Is Newberry on track for the future?
by Holly Astwood, Editor
2 years ago | 1015 views | 0 0 comments | 12 12 recommendations | email to a friend | print
If a train between Southeastern states averaged 110 miles per hour, would you be more likely to use it? If railroads set up commuter routes that connected smaller and larger cities in South Carolina, would citizens ride?

The Carolinas Association for Passenger Trains is lobbying for faster more frequent rail service in the two states, and Newberry is just one of the areas that the organization hopes will benefit from the efforts.

Phil Astwood, secretary of CAPT and a Newberry resident, visited city council last week asking council to consider signing on with the multi-state effort to boost passenger rail.

With a vision toward creating the Southeast High Speed Rail Corridor, groups in Georgia, North and South Carolina and Virginia have banded together to make the federally-designated dream a reality.

“The legislature is unlikely to act on this unless they are convinced that you [cities] want it,” Astwood said. Federal funds are available for the granting for communities along the planned route, and the Carolina group has sent requests for resolutions supporting the idea to all municipalities within 10 miles of the rails.

The federal plan is to extend the high-speed rail service on Amtrak’s Northeast corridor south to Richmond, Va. and Raleigh, N.C. From there, the line would split, with one route going through Charlotte, N.C. and the Greenville area to Atlanta and another carrying on through Columbia and Savannah to end in Jacksonville, Fla. Limited stops and revamped laws and grade crossings would increase speeds, and supporters hope by extension, riders.

Highway congestion, airport congestion and pollution are three problems facing modern America, and passenger rail advocates say more train travel is the answer.

“[Passenger rail] is one of the answers to all of those things,” Astwood said.

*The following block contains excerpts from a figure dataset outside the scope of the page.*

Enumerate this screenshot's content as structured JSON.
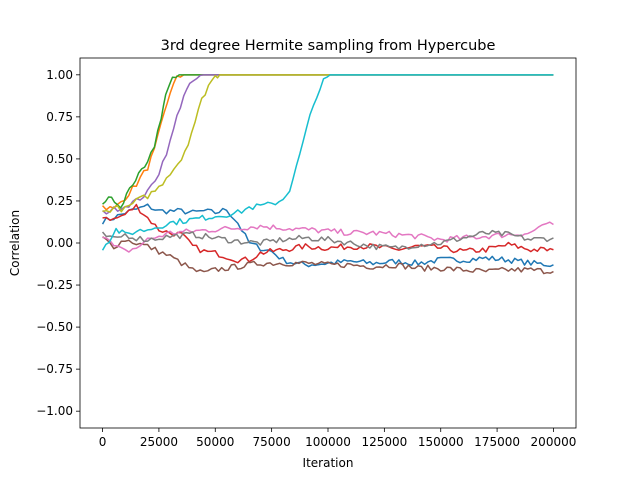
{
  "chart_data": {
    "type": "line",
    "title": "3rd degree Hermite sampling from Hypercube",
    "xlabel": "Iteration",
    "ylabel": "Correlation",
    "xlim": [
      -10000,
      210000
    ],
    "ylim": [
      -1.1,
      1.1
    ],
    "xticks": [
      0,
      25000,
      50000,
      75000,
      100000,
      125000,
      150000,
      175000,
      200000
    ],
    "xtick_labels": [
      "0",
      "25000",
      "50000",
      "75000",
      "100000",
      "125000",
      "150000",
      "175000",
      "200000"
    ],
    "yticks": [
      -1.0,
      -0.75,
      -0.5,
      -0.25,
      0.0,
      0.25,
      0.5,
      0.75,
      1.0
    ],
    "ytick_labels": [
      "−1.00",
      "−0.75",
      "−0.50",
      "−0.25",
      "0.00",
      "0.25",
      "0.50",
      "0.75",
      "1.00"
    ],
    "grid": false,
    "series": [
      {
        "color": "#1f77b4",
        "points": [
          [
            0,
            0.13
          ],
          [
            5000,
            0.15
          ],
          [
            10000,
            0.18
          ],
          [
            15000,
            0.2
          ],
          [
            20000,
            0.22
          ],
          [
            25000,
            0.19
          ],
          [
            30000,
            0.19
          ],
          [
            35000,
            0.19
          ],
          [
            40000,
            0.18
          ],
          [
            45000,
            0.19
          ],
          [
            50000,
            0.18
          ],
          [
            55000,
            0.2
          ],
          [
            60000,
            0.12
          ],
          [
            65000,
            0.0
          ],
          [
            70000,
            -0.03
          ],
          [
            75000,
            -0.05
          ],
          [
            80000,
            -0.1
          ],
          [
            85000,
            -0.12
          ],
          [
            90000,
            -0.13
          ],
          [
            100000,
            -0.12
          ],
          [
            110000,
            -0.11
          ],
          [
            120000,
            -0.12
          ],
          [
            130000,
            -0.11
          ],
          [
            140000,
            -0.12
          ],
          [
            150000,
            -0.1
          ],
          [
            160000,
            -0.1
          ],
          [
            170000,
            -0.09
          ],
          [
            180000,
            -0.1
          ],
          [
            190000,
            -0.12
          ],
          [
            200000,
            -0.13
          ]
        ]
      },
      {
        "color": "#ff7f0e",
        "points": [
          [
            0,
            0.22
          ],
          [
            5000,
            0.2
          ],
          [
            10000,
            0.27
          ],
          [
            15000,
            0.35
          ],
          [
            20000,
            0.45
          ],
          [
            23000,
            0.55
          ],
          [
            26000,
            0.7
          ],
          [
            30000,
            0.9
          ],
          [
            33000,
            0.98
          ],
          [
            36000,
            1.0
          ],
          [
            200000,
            1.0
          ]
        ]
      },
      {
        "color": "#2ca02c",
        "points": [
          [
            0,
            0.24
          ],
          [
            4000,
            0.27
          ],
          [
            8000,
            0.2
          ],
          [
            12000,
            0.33
          ],
          [
            16000,
            0.4
          ],
          [
            20000,
            0.47
          ],
          [
            23000,
            0.58
          ],
          [
            26000,
            0.75
          ],
          [
            28000,
            0.88
          ],
          [
            31000,
            0.97
          ],
          [
            34000,
            1.0
          ],
          [
            200000,
            1.0
          ]
        ]
      },
      {
        "color": "#d62728",
        "points": [
          [
            0,
            0.16
          ],
          [
            5000,
            0.14
          ],
          [
            10000,
            0.17
          ],
          [
            15000,
            0.22
          ],
          [
            20000,
            0.15
          ],
          [
            25000,
            0.08
          ],
          [
            30000,
            0.06
          ],
          [
            35000,
            0.05
          ],
          [
            40000,
            -0.02
          ],
          [
            45000,
            -0.05
          ],
          [
            50000,
            -0.06
          ],
          [
            55000,
            -0.08
          ],
          [
            60000,
            -0.1
          ],
          [
            65000,
            -0.1
          ],
          [
            70000,
            -0.06
          ],
          [
            80000,
            -0.04
          ],
          [
            90000,
            -0.02
          ],
          [
            100000,
            -0.03
          ],
          [
            110000,
            -0.02
          ],
          [
            120000,
            -0.02
          ],
          [
            130000,
            -0.04
          ],
          [
            140000,
            -0.02
          ],
          [
            150000,
            -0.03
          ],
          [
            160000,
            -0.05
          ],
          [
            170000,
            -0.04
          ],
          [
            180000,
            -0.01
          ],
          [
            190000,
            -0.04
          ],
          [
            200000,
            -0.04
          ]
        ]
      },
      {
        "color": "#9467bd",
        "points": [
          [
            0,
            0.18
          ],
          [
            5000,
            0.2
          ],
          [
            10000,
            0.22
          ],
          [
            15000,
            0.25
          ],
          [
            20000,
            0.3
          ],
          [
            25000,
            0.42
          ],
          [
            30000,
            0.6
          ],
          [
            33000,
            0.75
          ],
          [
            36000,
            0.88
          ],
          [
            40000,
            0.96
          ],
          [
            45000,
            1.0
          ],
          [
            200000,
            1.0
          ]
        ]
      },
      {
        "color": "#8c564b",
        "points": [
          [
            0,
            0.03
          ],
          [
            5000,
            -0.02
          ],
          [
            10000,
            0.02
          ],
          [
            15000,
            0.0
          ],
          [
            20000,
            -0.02
          ],
          [
            25000,
            -0.05
          ],
          [
            30000,
            -0.08
          ],
          [
            35000,
            -0.12
          ],
          [
            40000,
            -0.16
          ],
          [
            45000,
            -0.18
          ],
          [
            50000,
            -0.16
          ],
          [
            60000,
            -0.14
          ],
          [
            70000,
            -0.12
          ],
          [
            80000,
            -0.12
          ],
          [
            90000,
            -0.12
          ],
          [
            100000,
            -0.13
          ],
          [
            110000,
            -0.13
          ],
          [
            120000,
            -0.14
          ],
          [
            130000,
            -0.13
          ],
          [
            140000,
            -0.15
          ],
          [
            150000,
            -0.15
          ],
          [
            160000,
            -0.16
          ],
          [
            170000,
            -0.17
          ],
          [
            180000,
            -0.16
          ],
          [
            190000,
            -0.16
          ],
          [
            200000,
            -0.17
          ]
        ]
      },
      {
        "color": "#e377c2",
        "points": [
          [
            0,
            0.05
          ],
          [
            5000,
            -0.02
          ],
          [
            10000,
            -0.05
          ],
          [
            15000,
            -0.03
          ],
          [
            20000,
            0.02
          ],
          [
            25000,
            0.04
          ],
          [
            30000,
            0.06
          ],
          [
            40000,
            0.07
          ],
          [
            50000,
            0.08
          ],
          [
            60000,
            0.09
          ],
          [
            70000,
            0.1
          ],
          [
            80000,
            0.09
          ],
          [
            90000,
            0.08
          ],
          [
            100000,
            0.07
          ],
          [
            110000,
            0.06
          ],
          [
            120000,
            0.06
          ],
          [
            130000,
            0.05
          ],
          [
            140000,
            0.04
          ],
          [
            150000,
            0.02
          ],
          [
            160000,
            0.03
          ],
          [
            170000,
            0.04
          ],
          [
            180000,
            0.05
          ],
          [
            190000,
            0.06
          ],
          [
            195000,
            0.11
          ],
          [
            200000,
            0.11
          ]
        ]
      },
      {
        "color": "#7f7f7f",
        "points": [
          [
            0,
            0.05
          ],
          [
            5000,
            0.02
          ],
          [
            10000,
            0.05
          ],
          [
            15000,
            0.03
          ],
          [
            20000,
            0.02
          ],
          [
            25000,
            0.03
          ],
          [
            30000,
            0.04
          ],
          [
            40000,
            0.05
          ],
          [
            50000,
            0.03
          ],
          [
            60000,
            0.01
          ],
          [
            70000,
            0.0
          ],
          [
            80000,
            0.02
          ],
          [
            90000,
            0.03
          ],
          [
            100000,
            0.02
          ],
          [
            110000,
            0.0
          ],
          [
            120000,
            -0.02
          ],
          [
            130000,
            -0.03
          ],
          [
            140000,
            -0.01
          ],
          [
            150000,
            0.0
          ],
          [
            160000,
            0.03
          ],
          [
            170000,
            0.06
          ],
          [
            180000,
            0.05
          ],
          [
            190000,
            0.02
          ],
          [
            200000,
            0.03
          ]
        ]
      },
      {
        "color": "#bcbd22",
        "points": [
          [
            0,
            0.18
          ],
          [
            5000,
            0.21
          ],
          [
            10000,
            0.2
          ],
          [
            15000,
            0.25
          ],
          [
            20000,
            0.28
          ],
          [
            25000,
            0.33
          ],
          [
            30000,
            0.42
          ],
          [
            35000,
            0.5
          ],
          [
            38000,
            0.6
          ],
          [
            41000,
            0.72
          ],
          [
            44000,
            0.85
          ],
          [
            47000,
            0.94
          ],
          [
            50000,
            0.99
          ],
          [
            52000,
            1.0
          ],
          [
            200000,
            1.0
          ]
        ]
      },
      {
        "color": "#17becf",
        "points": [
          [
            0,
            -0.03
          ],
          [
            3000,
            0.02
          ],
          [
            6000,
            0.08
          ],
          [
            10000,
            0.05
          ],
          [
            15000,
            0.07
          ],
          [
            20000,
            0.08
          ],
          [
            25000,
            0.1
          ],
          [
            30000,
            0.12
          ],
          [
            40000,
            0.14
          ],
          [
            50000,
            0.16
          ],
          [
            55000,
            0.17
          ],
          [
            60000,
            0.18
          ],
          [
            65000,
            0.21
          ],
          [
            70000,
            0.22
          ],
          [
            75000,
            0.23
          ],
          [
            80000,
            0.26
          ],
          [
            83000,
            0.32
          ],
          [
            86000,
            0.45
          ],
          [
            89000,
            0.6
          ],
          [
            92000,
            0.75
          ],
          [
            95000,
            0.88
          ],
          [
            98000,
            0.96
          ],
          [
            101000,
            1.0
          ],
          [
            200000,
            1.0
          ]
        ]
      }
    ]
  }
}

Along with the boost in speed, current top speeds for trains in South Carolina are 79 miles per hour Astwood says, the groups hope to see a boost in commuter spurs built off the main high speed lines, to service cities like Newberry that are just outside major metropolises.

The Carolinas group is advocating at least five new passenger routes that radiate outward from Columbia like the spokes of a wheel cutting through Newberry, Chester, Sumter, Orangeburg and Batesburg-Leesville. These spokes would connect cities like Charleston and Asheville with the high-speed corridor, as well as serving smaller communities.

North Carolina and Virginia are ahead of South Carolina in efforts to create the Southeast High Speed Rail Corridor. North Carolina is developing the Charlotte to Raleigh segment and Virginia is hard at work on the Richmond to Washington leg.

The Carolinas Association for Passenger Trains estimates that for each full passenger coach put on the rails, as many as 60 to 125 cars can come off the highways. For that, and many other reasons, it says the state and nation are on the brink of a “rail renaissance.”

Considering that “Commuter Rail” is one of the items under old business on the City of Newberry’s planning commission meeting tomorrow night, including “Comprehensive Plan Language” and “Possible Station Locations,” maybe so. The commission meets at 5 p.m. in the City Hall conference room.